Earlier this year Kevan Hall participated in the Virtual Working Summit, organized by Penny Pullan.
Here we extract some of the discussion in the first of three blog posts.
Many organizations today are using virtual teams and matrix structures to cut across the traditional vertical silos of function and geography. As a result, many more people are working on multiple teams, and have colleagues and even bosses in different locations, cultures and time zones: the cost and complexity of cooperation has increased.
Many organizations find that this has actually led to more poor quality meetings, conference calls and emails. In fact, our virtual team survey of about 4,000 people found that people are now part of an average of five teams and they’re spending on average a day a week in unnecessary cooperation.

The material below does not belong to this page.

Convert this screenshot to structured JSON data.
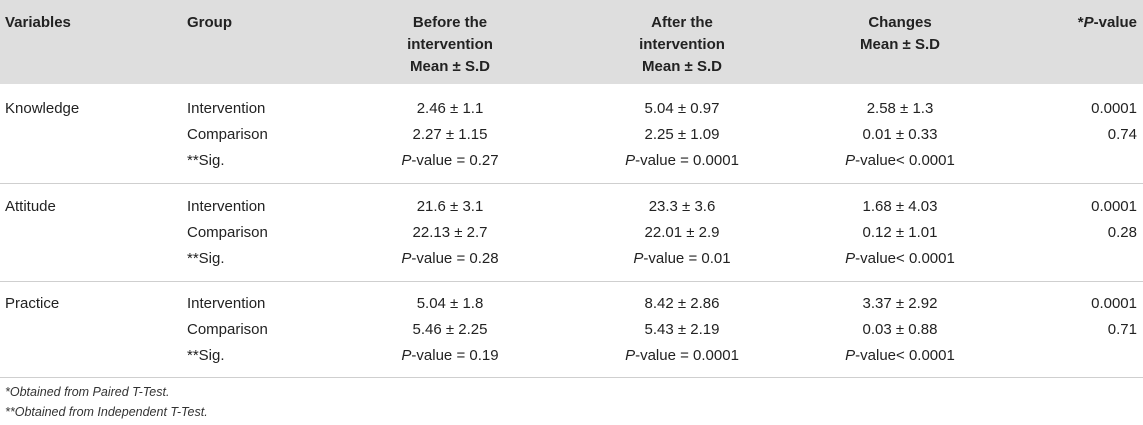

That’s 20 percent of people’s time! Or nine years of your life – and in some weeks you feel you’ve had the lot, don’t you?
The real challenge is: how do we become more connected – as we need to be virtually – but at the same time, how do we stay effective and make our communication and our cooperation engaging and interesting?
I challenge the assumption that teamwork is always the best way to get things done. We’re obsessed with it, but I contend that there are some simpler, faster ways of getting things done that work more effectively through virtual working. And of course, if you’re leading a global team the barrier becomes much higher. My first team meetings were down the hall in an office in London: it was no big deal if it was a lousy meeting as it was 30 minutes long and there were no transaction costs.
Today, if I spend $100,000 of my own money getting people together for a meeting and it’s poor quality, I’m going to be pretty disappointed (especially as I am Yorkshireman !).